Lately, another message suddenly seems to be on everyone’s lips: the need to update our accountability system to make use of assessment “dashboards.”
The metaphor, favored by proponents of competency-based and personalized learning, has become so ubiquitous that I wondered: could it also be a FrameWorks-ism?
Turns out it is.
Here is the “message card” FrameWorks has developed to help reformers with their talking points when discussing next-gen accountability:
To demonstrate just how loyal assessment reformers are to FrameWorks’ techniques, let’s play a game. Can you guess who said the following quotes? Scroll down after each quote for the answer.
“There are software programs that will track attempts and achievements in learning competencies and display them on a dashboard for students and teachers. These programs provide students with instant feedback and allow them to know where they stand and what they need to progress.”
Tom Vander Ark, CEO of Learn Capital, in “The Role of Performance Monitoring in Competency-Based Education”
“The standardized tests my kids take are one gauge on the dashboard, but parents and educators know that tests are not the only indicator.”

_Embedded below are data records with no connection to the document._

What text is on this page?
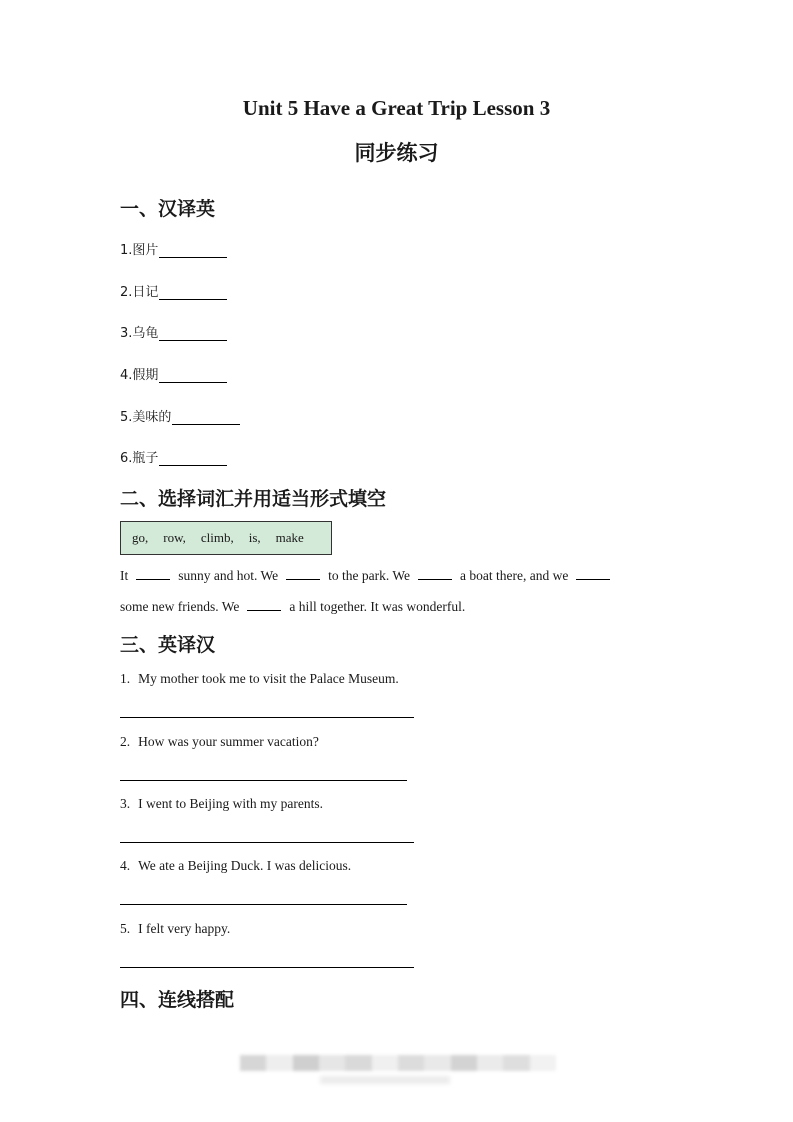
Unit 5 Have a Great Trip Lesson 3
同步练习
一、汉译英
1.图片
2.日记
3.乌龟
4.假期
5.美味的
6.瓶子
二、选择词汇并用适当形式填空
go, row, climb, is, make
It	sunny and hot. We	to the park. We	a boat there, and we
some new friends. We	a hill together. It was wonderful.
三、英译汉
1. My mother took me to visit the Palace Museum.
2. How was your summer vacation?
3. I went to Beijing with my parents.
4. We ate a Beijing Duck. I was delicious.
5. I felt very happy.
四、连线搭配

“It’s something like driving a car. Safe drivers use the windshield, rear and side view mirrors, occasionally checking the speedometer and other gauges on the dashboard. The best educators know it’s absolutely essential to use the ‘windshield,’ that is, look at the work students do in class every day.”
Lisa Guisbond, Assessment Reform Analyst at FairTest, in testimonybefore Rhode Island House Committee on Health, Education and Welfare
“We don’t want less information. We want better information…We want a dashboard of good information… We said on this dashboard, you have to have multiple indicators of success.”

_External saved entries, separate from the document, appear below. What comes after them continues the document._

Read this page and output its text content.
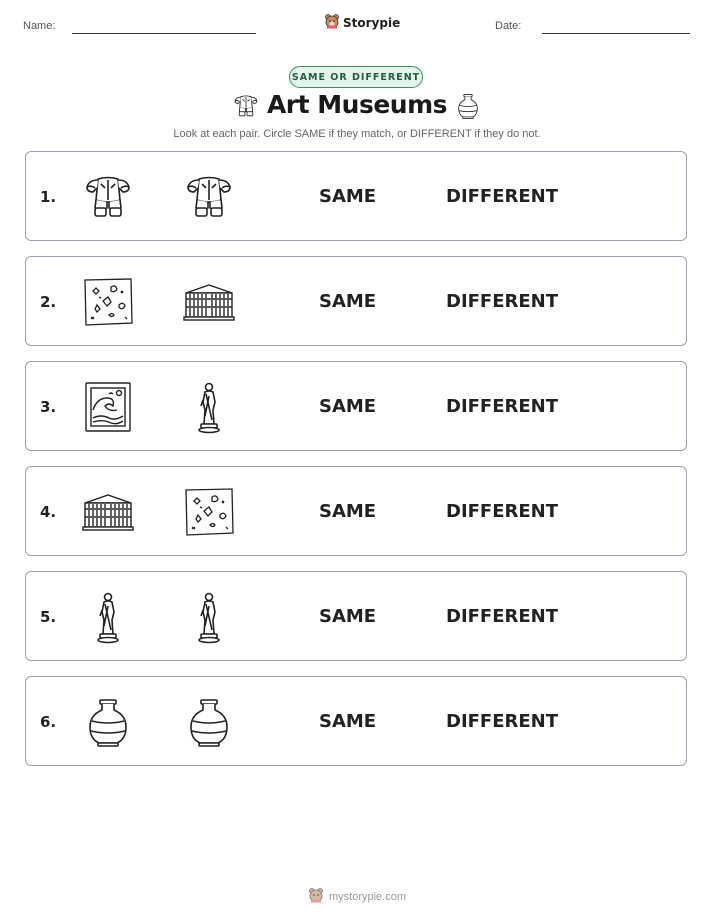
Name:	Storypie	Date:
SAME OR DIFFERENT
Art Museums
Look at each pair. Circle SAME if they match, or DIFFERENT if they do not.
1.	SAME	DIFFERENT
2.	SAME	DIFFERENT
3.	SAME	DIFFERENT
4.	SAME	DIFFERENT
5.	SAME	DIFFERENT
6.	SAME	DIFFERENT
mystorypie.com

Lily Eskelen Garcia, President of National Education Association (NEA), in “Don’t Wait for an Act of Congress: Union Chief on Politics and Testing”
“The move toward a world of fewer, better, smarter assessments that provide more actionable data more quickly to teachers and parents is important. We would say that an assessment should be only one measure of progress. It should be part of a richer dashboard, a more holistic view.”
John Fallon, CEO of Pearson, in “Pearson CEO Fallon Talks Common Core, Rise of ‘Open Resources”
“New systems of school accountability should likewise offer a dashboard of information and use multiple measures appropriately to achieve key purposes.”
Linda Darling-Hammond, President of Learning Policy Institute and Professor at Stanford University, in “Creating Systems of Assessments for Deeper Learning”
Bonus points to anyone who finds more.